Figure 7 shows in a perspective view an antenna element 1 according to an alternative embodiment. The antenna element 1 shown in Figure 7 is similar to the antenna element 1 shown in Figure 1. Figure 8 is a cross sectional view of the antenna element along B-B in Figure 7. The antenna element comprises a first planar conductive layer 3, a second planar conductive layer 4 and a third planar conductive layer 5. In Figure 1 the first planar conductive layer 3 is arranged between a first dielectric layer 11 and a second dielectric layer 12 which is transparent in Figure 1 . The second planar conductive layer 4 is configured on the opposite side of the first dielectric layer 11 , in comparison with the first conductive layer 3. The two opposing parts 7, 7’, of the conductive layer in the first planar conductive layer 3 are electrically connected at a connection region 22, wherein the second end 14 of the cutout 6 is configured between the connection region 22 and the first end 13 of the cutout along the length axis 10. Between the second end 14 of the cutout 6 and the connection region 22, a transmission line converter device 23 is formed in the first planar conductive layer 3. The transmission line converter device 23 is slightly different from the transmission line converter devices 23 shown in Figures 3-5. Transmission line converter devices 23 as shown in Figure 7 are per se known form Vivaldi antennas according to the prior art and will not be described in detail here. A stripline feed 20 is configured in a fourth planar conductive layer 29 and is configured to feed the opposing parts 7, 7’, of the first planar conductive layer 3 with electromagnetic energy at the second end 14 of the cutout along the length axis. Stripline feeds are per se known from Vivaldi antennas according to the prior art and will not be described in detail here. The antenna element 1 comprises a third dielectric layer 27 arranged between the fourth planar conductive layer 20 and the third planar conductive layer 5. The layers are clearly shown in Figure 8.
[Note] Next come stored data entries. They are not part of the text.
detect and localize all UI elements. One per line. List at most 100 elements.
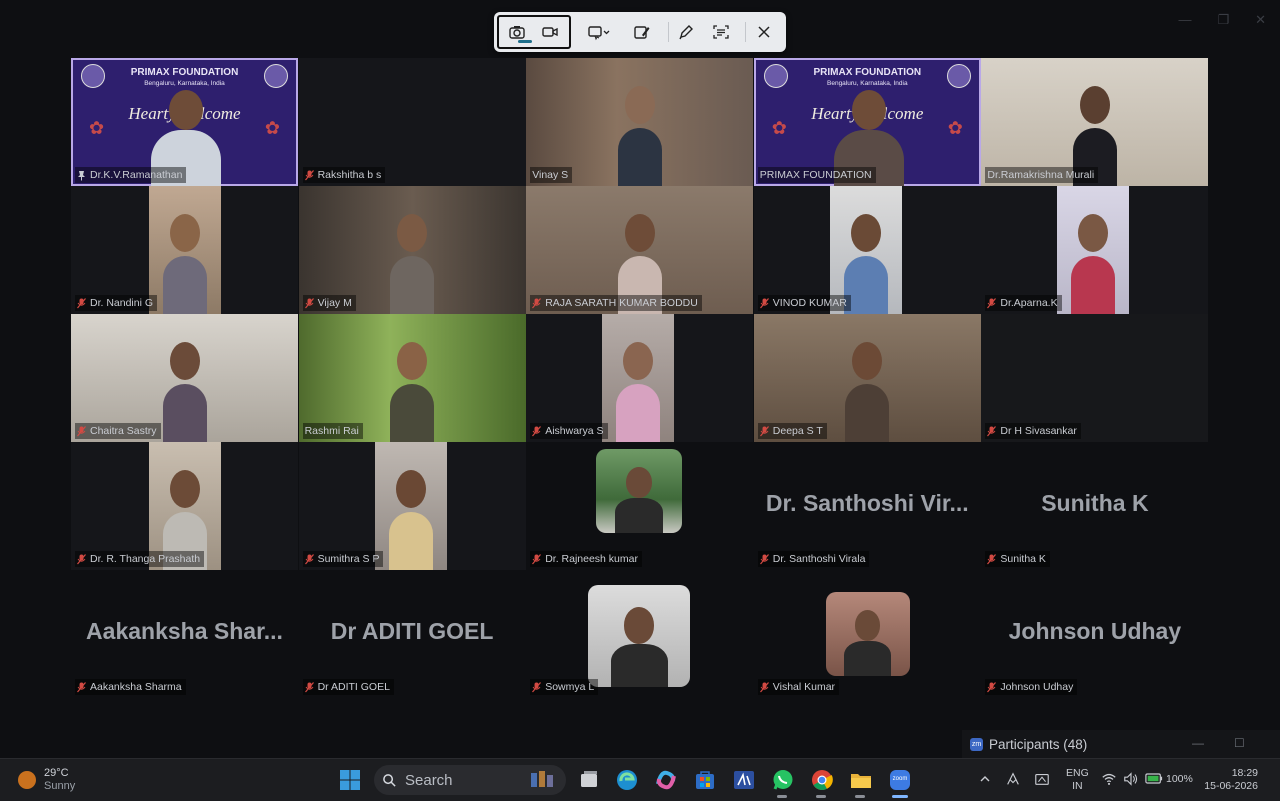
participant-tile[interactable]: Dr. Santhoshi Vir... Dr. Santhoshi Virala <box>753 442 981 570</box>
weather-condition: Sunny <box>44 780 76 792</box>
flower-icon: ✿ <box>89 118 105 138</box>
start-button[interactable] <box>337 767 363 793</box>
person-face <box>169 342 200 380</box>
muted-mic-icon <box>77 681 86 692</box>
zoom-app-button[interactable]: zoom <box>887 767 913 793</box>
edit-snip-button[interactable] <box>628 18 656 46</box>
folder-icon <box>851 774 871 788</box>
whatsapp-icon <box>773 770 793 790</box>
weather-temperature: 29°C <box>44 767 69 779</box>
participant-name: Vinay S <box>532 169 569 181</box>
language-code: ENG <box>1066 767 1089 779</box>
muted-mic-icon <box>759 681 769 692</box>
participant-tile[interactable]: Vishal Kumar <box>753 570 981 698</box>
participant-name-label: Vinay S <box>530 167 573 183</box>
edge-browser-button[interactable] <box>614 767 640 793</box>
weather-widget[interactable]: 29°C Sunny <box>18 767 75 793</box>
person-body <box>616 384 661 442</box>
participant-tile[interactable]: Johnson Udhay Johnson Udhay <box>981 570 1209 698</box>
store-icon <box>696 771 714 789</box>
participant-name: Rashmi Rai <box>304 425 359 437</box>
running-indicator <box>816 795 826 798</box>
participant-tile[interactable]: Dr H Sivasankar <box>981 314 1209 442</box>
close-snip-button[interactable] <box>750 18 778 46</box>
participant-name: Dr.Ramakrishna Murali <box>987 169 1095 181</box>
file-explorer-button[interactable] <box>848 767 874 793</box>
whatsapp-button[interactable] <box>770 767 796 793</box>
participant-tile[interactable]: Dr. R. Thanga Prashath <box>71 442 298 570</box>
copilot-button[interactable] <box>653 767 679 793</box>
muted-mic-icon <box>987 425 997 436</box>
language-indicator[interactable]: ENG IN <box>1066 767 1089 793</box>
participant-name: Dr. Nandini G <box>90 297 154 309</box>
participant-name: Chaitra Sastry <box>90 425 157 437</box>
participant-tile[interactable]: Sunitha K Sunitha K <box>981 442 1209 570</box>
math-app-button[interactable] <box>731 767 757 793</box>
participant-tile[interactable]: Sumithra S P <box>298 442 526 570</box>
participant-tile[interactable]: PRIMAX FOUNDATION Bengaluru, Karnataka, I… <box>753 58 981 186</box>
running-indicator <box>777 795 787 798</box>
banner-title: PRIMAX FOUNDATION <box>813 67 922 78</box>
microsoft-store-button[interactable] <box>692 767 718 793</box>
participant-tile[interactable]: Dr. Rajneesh kumar <box>526 442 754 570</box>
participant-tile[interactable]: Aishwarya S <box>526 314 754 442</box>
panel-minimize-icon[interactable]: — <box>1192 736 1204 750</box>
pen-icon <box>679 25 693 40</box>
participant-tile[interactable]: RAJA SARATH KUMAR BODDU <box>526 186 754 314</box>
task-view-button[interactable] <box>576 767 602 793</box>
participant-tile[interactable]: PRIMAX FOUNDATION Bengaluru, Karnataka, I… <box>71 58 298 186</box>
camera-mode-button[interactable] <box>503 18 532 46</box>
video-feed <box>149 186 221 314</box>
participant-name-label: Sunitha K <box>985 551 1050 567</box>
participant-tile[interactable]: Dr. Nandini G <box>71 186 298 314</box>
participants-panel-header[interactable]: zm Participants (48) — ☐ <box>962 730 1280 758</box>
participant-tile[interactable]: VINOD KUMAR <box>753 186 981 314</box>
participant-name: Sumithra S P <box>317 553 380 565</box>
participant-tile[interactable]: Chaitra Sastry <box>71 314 298 442</box>
participant-tile[interactable]: Deepa S T <box>753 314 981 442</box>
chevron-up-icon[interactable] <box>979 773 991 785</box>
panel-maximize-icon[interactable]: ☐ <box>1234 736 1245 750</box>
participant-tile[interactable]: Vinay S <box>526 58 754 186</box>
participant-name-label: Rakshitha b s <box>302 167 386 183</box>
participant-name: Aishwarya S <box>545 425 604 437</box>
toolbar-divider <box>668 22 669 42</box>
participant-tile[interactable]: Rashmi Rai <box>298 314 526 442</box>
rectangle-snip-button[interactable] <box>582 18 616 46</box>
participant-name-label: Aakanksha Sharma <box>75 679 186 695</box>
muted-mic-icon <box>987 553 997 564</box>
participant-tile[interactable]: Dr.Aparna.K <box>981 186 1209 314</box>
muted-mic-icon <box>759 297 769 308</box>
person-face <box>624 86 655 124</box>
participant-tile[interactable]: Sowmya L <box>526 570 754 698</box>
participant-name: RAJA SARATH KUMAR BODDU <box>545 297 698 309</box>
maximize-button[interactable]: ❐ <box>1217 12 1229 28</box>
participant-tile[interactable]: Dr.Ramakrishna Murali <box>981 58 1209 186</box>
participant-tile[interactable]: Aakanksha Shar... Aakanksha Sharma <box>71 570 298 698</box>
participant-name: PRIMAX FOUNDATION <box>759 169 872 181</box>
participant-tile[interactable]: Rakshitha b s <box>298 58 526 186</box>
active-indicator <box>518 40 532 43</box>
person-body <box>617 128 662 186</box>
participant-name-label: RAJA SARATH KUMAR BODDU <box>530 295 702 311</box>
system-clock[interactable]: 18:29 15-06-2026 <box>1204 767 1258 793</box>
close-window-button[interactable]: ✕ <box>1255 12 1266 28</box>
search-input[interactable] <box>403 770 527 790</box>
volume-icon[interactable] <box>1123 771 1139 787</box>
participant-name: Sowmya L <box>545 681 595 693</box>
participant-tile[interactable]: Dr ADITI GOEL Dr ADITI GOEL <box>298 570 526 698</box>
participant-tile[interactable]: Vijay M <box>298 186 526 314</box>
text-actions-button[interactable] <box>707 18 735 46</box>
person-face <box>170 470 200 508</box>
file-explorer-dark-icon <box>581 771 597 787</box>
chrome-button[interactable] <box>809 767 835 793</box>
taskbar-search[interactable] <box>374 765 566 795</box>
location-icon[interactable] <box>1005 771 1021 787</box>
video-mode-button[interactable] <box>536 18 564 46</box>
minimize-button[interactable]: — <box>1178 12 1191 28</box>
pen-button[interactable] <box>672 18 700 46</box>
battery-charging-icon[interactable] <box>1145 772 1163 785</box>
meet-now-icon[interactable] <box>1034 771 1050 787</box>
wifi-icon[interactable] <box>1101 771 1117 787</box>
participant-name-label: Dr.Aparna.K <box>985 295 1062 311</box>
Figure 9 shows in a perspective view an antenna array 28 comprising a plurality of antenna elements 1 , which are arranged on a plurality of planar dielectric substrates 24. The planar dielectric substrates 24 are arranged crossing each other such that the antenna array 28 comprises a first set 25 of antenna elements 1 configured to transmit and/or receive, a signal having a first direction of polarization, and a second set 26 of antenna elements 1 configured to transmit and/or receive, a signal having a second direction of polarization, which is different from the first direction of polarization. A waveguide 19 is arranged around the each antenna element 1. The individual electromagnetic radiators may be as in any of the embodiments described above.

Figure 10 is a plan view of the antenna array 28 in Figure 9. In Figure 10 it can be more clearly seen that a waveguide 19 is arranged around each antenna element 1.

The above described embodiments may be amended in many ways without departing from the scope of the present invention, which is limited only by the appended claims.